18.01.2011 Alessandro Di Maio

Israele, i privilegiati per fede

Dopo aver creato l’universo, il mondo e le sue creature, il settimo giorno Dio si riposò. È quanto dice la Bibbia nel Genesi, ma oggi in Israele la maggioranza degli ebrei ultraortodossi rifiuta di unirsi alla forza lavoro del Paese, per dedicare la propria vita allo studio della Torah. La loro crescita demografica e l’aumento della spesa pubblica potrebbero generare conflitti sociali e mettere a rischio lo sviluppo economico.

La questione degli ultraortodossi è delicata perché tocca i nervi più profondi della società israeliana, dallo status quo tra laici e religiosi alla politica che ha favorito il decollo economico del Paese. È un tema caldo da cui dipendono le relazioni tra i maggiori partiti laici e i piccoli partiti religiosi che costituiscono l’ago della bilancia del fragile governo di coalizione retto da Benjamin Netanyahu.

Quasi 750mila israeliani sono ebrei ultraortodossi, il 10% della popolazione totale. Uomini e donne che seguono strettamente i dettami biblici e che raramente si integrano con il resto della popolazione. Sono famiglie numerose con in media sette bambini per coppia e costituiscono il settore economicamente più povero della società israeliana; e quello in più rapida ascesa demografica.

Secondo un recente studio del Centro di Ricerca sulle Politiche Sociali Taub, il 65% degli ultraortodossi è fuori del mercato del lavoro. Non sono disoccupati, ma non interessati a trovare un impiego perché concentrati a portare avanti quello che considerano il lavoro che salverà l’ebraismo: studiare la Torah.

Per alleviare il loro stato di povertà lo Stato elargisce sussidi mensili per un totale di 250 milioni di euro l’anno, una cifra considerata non tollerabile da una fetta sempre più grande dell’opinione pubblica israeliana.

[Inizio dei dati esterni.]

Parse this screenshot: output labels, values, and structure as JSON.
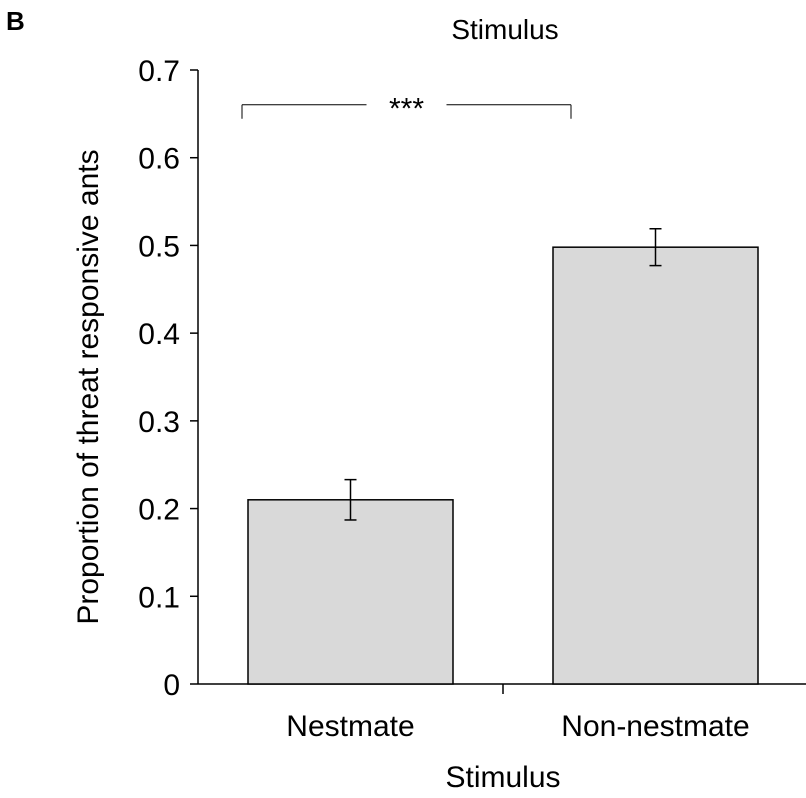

«Il problema», afferma Lior Reshef-Drei, cofondatore del partito HaSmol Leumi ed ex presidente dell’unione degli studenti dell’IDC, la più prestigiosa università privata, «è che anche se Israele non è più solo il Paese delle arance, ma un economia solida e diversificata frutto di anni di investimenti in ricerca e high-tech, non può permettersi una così alta percentuale di popolazione inattiva al lavoro e al tempo stesso pagare loro sussidi e pensioni».

Condivide la stessa linea di pensiero Stanley Fischer, governatore della Banca di Israele, che lo scorso luglio ha dichiarato di «ritenere necessario cambiare rotta per garantire stabilità e prosperità al Paese, perché la rapida crescita demografica degli ultraortodossi, il rafforzamento del loro sistema scolastico rispetto a quello nazionale laico rischiano di ridurre la forza lavoro».

L’imperativo sembrerebbe quello di portare gli ultraortodossi a lavorare. Ma come? Dan Ben-David, direttore del Taub Center ritiene che sia «una questione di incentivi al lavoro, perché trent’anni fa la percentuale di inattivi ultraortodossi era limitata al 21%, mentre oggi è tre volte tanto».

Per Reshef-Drei bisognerebbe «spezzare il circolo vizioso che allontana i giovani religiosi dalla leva militare e dalla prospettiva di un lavoro legale, per questo», continua, «bisognerebbe creare una sorta di servizio civile che sia alternativo al militare e che dia loro la possibilità di servire la patria fin da subito e di trovare un lavoro successivamente».

Consapevole degli umori dei cittadini, la scorsa settimana il governo ha approvato un decreto che limita a cinque anni il sussidio agli studenti ultraortodossi. Per alcuni è una prima risposta al problema, per altri il modo migliore per non affrontarlo «visto che», come afferma Reshef-Drei, «un decreto non è una legge formale e potrà essere abrogato senza difficoltà anche senza una maggioranza parlamentare».

Articolo pubblicato sulla versione cartacea dal quotidiano Libero il 30 Dicembre 2010.